With the shuttle, technicians no longer have that luxury. Now they worry about the expected life cycle of many of these parts over several flights. The failed engine sensors of the Challenger, which had already been aboard four previous missions, present a problem that might never have surfaced in the older, one-shot rockets.

Likewise, tiny but critical turbine blades driving the hydraulic pumps have not been holding up as long as expected under the terrific shuttle engine blast. Originally, they were expected to last 55 missions. Instead, the turbines are being replaced after four or five flights.

The shuttle systems provide myriad opportunties for mishaps and overtime work for people like Mr. Talone. Brakes on the shuttle are routinely destroyed during each landing.

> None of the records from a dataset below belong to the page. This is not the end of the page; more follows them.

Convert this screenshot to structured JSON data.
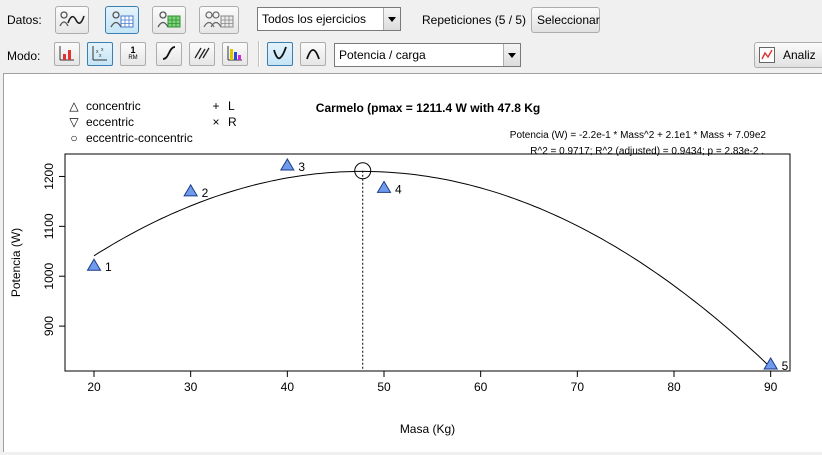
{
  "toolbar": {
    "datos_label": "Datos:",
    "modo_label": "Modo:",
    "exercise_select": "Todos los ejercicios",
    "repetitions_label": "Repeticiones (5 / 5)",
    "select_button": "Seleccionar",
    "mode_select": "Potencia / carga",
    "analyze_button": "Analiz",
    "mode_rm_icon_text": "1",
    "mode_rm_icon_sub": "RM"
  },
  "chart_data": {
    "type": "scatter",
    "title": "Carmelo (pmax = 1211.4 W with 47.8 Kg",
    "xlabel": "Masa (Kg)",
    "ylabel": "Potencia (W)",
    "xlim": [
      17,
      92
    ],
    "ylim": [
      810,
      1245
    ],
    "x_ticks": [
      20,
      30,
      40,
      50,
      60,
      70,
      80,
      90
    ],
    "y_ticks": [
      900,
      1000,
      1100,
      1200
    ],
    "points": [
      {
        "label": "1",
        "x": 20,
        "y": 1022
      },
      {
        "label": "2",
        "x": 30,
        "y": 1171
      },
      {
        "label": "3",
        "x": 40,
        "y": 1223
      },
      {
        "label": "4",
        "x": 50,
        "y": 1178
      },
      {
        "label": "5",
        "x": 90,
        "y": 824
      }
    ],
    "fit": {
      "a": -0.22,
      "b": 21.0,
      "c": 709.0,
      "x_from": 20,
      "x_to": 90
    },
    "pmax": {
      "x": 47.8,
      "y": 1211.4
    },
    "equation": "Potencia (W) = -2.2e-1 * Mass^2 + 2.1e1 * Mass + 7.09e2",
    "stats": "R^2 = 0.9717; R^2 (adjusted) = 0.9434; p = 2.83e-2 .",
    "legend": [
      {
        "symbol": "△",
        "label": "concentric"
      },
      {
        "symbol": "▽",
        "label": "eccentric"
      },
      {
        "symbol": "○",
        "label": "eccentric-concentric"
      },
      {
        "symbol": "+",
        "label": "L"
      },
      {
        "symbol": "×",
        "label": "R"
      }
    ],
    "marker_color": "#6f9bec"
  }
}
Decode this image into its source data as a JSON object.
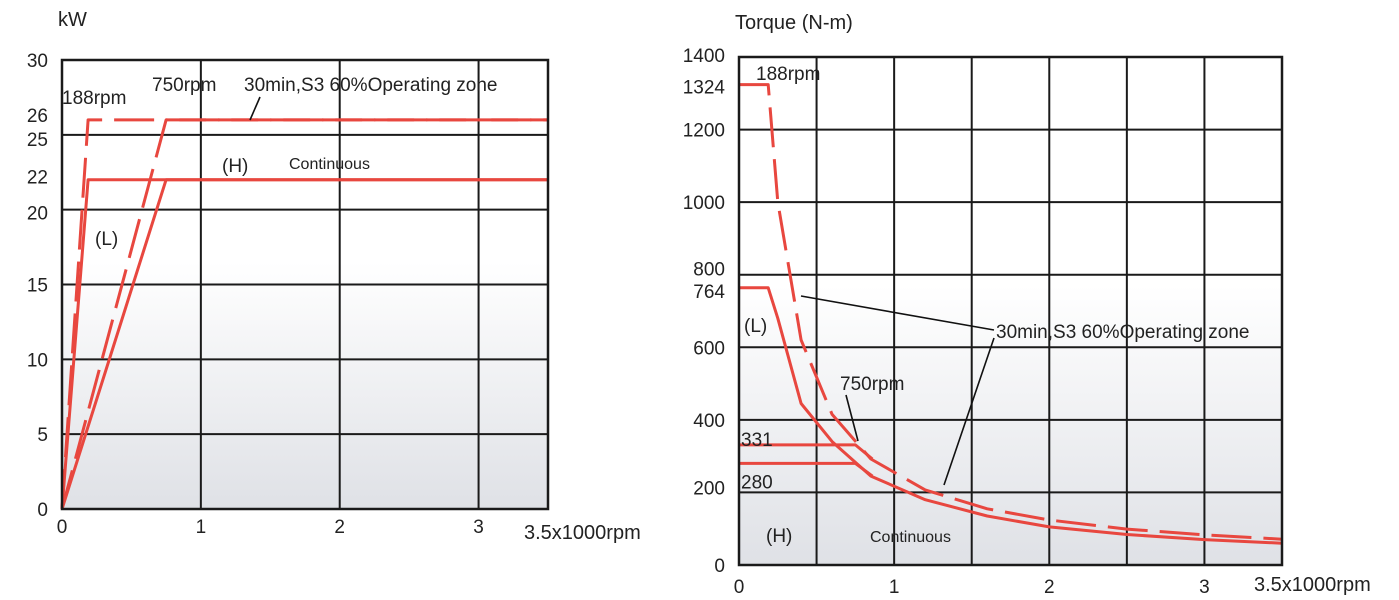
{
  "chart_data": [
    {
      "type": "line",
      "ylabel": "kW",
      "xlabel": "3.5x1000rpm",
      "xlim": [
        0,
        3.5
      ],
      "ylim": [
        0,
        30
      ],
      "x_ticks": [
        "0",
        "1",
        "2",
        "3"
      ],
      "y_ticks": [
        "0",
        "5",
        "10",
        "15",
        "20",
        "22",
        "25",
        "26",
        "30"
      ],
      "grid": true,
      "series": [
        {
          "name": "30min,S3 60%Operating zone",
          "style": "dashed",
          "x": [
            0,
            0.188,
            3.5
          ],
          "y": [
            0,
            26,
            26
          ]
        },
        {
          "name": "30min,S3 60%Operating zone",
          "style": "dashed",
          "x": [
            0,
            0.75,
            3.5
          ],
          "y": [
            0,
            26,
            26
          ]
        },
        {
          "name": "Continuous",
          "style": "solid",
          "x": [
            0,
            0.188,
            3.5
          ],
          "y": [
            0,
            22,
            22
          ]
        },
        {
          "name": "Continuous",
          "style": "solid",
          "x": [
            0,
            0.75,
            3.5
          ],
          "y": [
            0,
            22,
            22
          ]
        }
      ],
      "annotations": {
        "low_speed_knee": "188rpm",
        "high_speed_knee": "750rpm",
        "operating_zone": "30min,S3 60%Operating zone",
        "winding_high": "(H)",
        "winding_low": "(L)",
        "continuous": "Continuous"
      }
    },
    {
      "type": "line",
      "ylabel": "Torque (N-m)",
      "xlabel": "3.5x1000rpm",
      "xlim": [
        0,
        3.5
      ],
      "ylim": [
        0,
        1400
      ],
      "x_ticks": [
        "0",
        "1",
        "2",
        "3"
      ],
      "y_ticks": [
        "0",
        "200",
        "280",
        "331",
        "400",
        "600",
        "764",
        "800",
        "1000",
        "1200",
        "1324",
        "1400"
      ],
      "grid": true,
      "series": [
        {
          "name": "30min,S3 60%Operating zone",
          "style": "dashed",
          "x": [
            0,
            0.188,
            0.25,
            0.4,
            0.6,
            0.85,
            1.2,
            1.6,
            2.0,
            2.5,
            3.0,
            3.5
          ],
          "y": [
            1324,
            1324,
            1000,
            620,
            415,
            292,
            207,
            155,
            124,
            99,
            83,
            71
          ]
        },
        {
          "name": "Continuous",
          "style": "solid",
          "x": [
            0,
            0.188,
            0.25,
            0.4,
            0.6,
            0.85,
            1.2,
            1.6,
            2.0,
            2.5,
            3.0,
            3.5
          ],
          "y": [
            764,
            764,
            680,
            445,
            340,
            245,
            180,
            135,
            105,
            84,
            70,
            60
          ]
        },
        {
          "name": "(H) 30min",
          "style": "solid",
          "x": [
            0,
            0.75,
            0.86
          ],
          "y": [
            331,
            331,
            292
          ]
        },
        {
          "name": "(H) continuous",
          "style": "solid",
          "x": [
            0,
            0.75,
            0.86
          ],
          "y": [
            280,
            280,
            245
          ]
        }
      ],
      "annotations": {
        "low_speed_knee": "188rpm",
        "high_speed_knee": "750rpm",
        "operating_zone": "30min,S3 60%Operating zone",
        "winding_high": "(H)",
        "winding_low": "(L)",
        "continuous": "Continuous"
      }
    }
  ]
}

The onboard toilets usually misbehave. And there are 50 to 100 heat-shielding tiles on the shuttle's exterior that need to be replaced after every mission.

Yet NASA officials say that they are becoming accustomed enough to the shuttle's quirks so that each flow phase will cease to be a new adventure. It took 187 days to prepare Columbia for its second flight. The last voyage of Challenger required only 50 days of preparation.

NASA officials expect to do considerably better in a few years. With a fourth shuttle, the Atlantis, set to fly in October, NASA has requested appropriations to build a stripped-down third hangar, or Orbital Processing Facility, to park an orbiter while the two existing bays are full.

They also want to build a tile manufacturing facility at the space center to speed installation of the critical heat shielding. By the end of the year, a second shuttle launch facility is slated to be finished.

By 1987, NASA officials say they expect to trim the flow period to a routine 35 days. That achievement will mark the shuttle's emergence from the status of research program to fulfillment of its promise as a full-fledged space transportation system.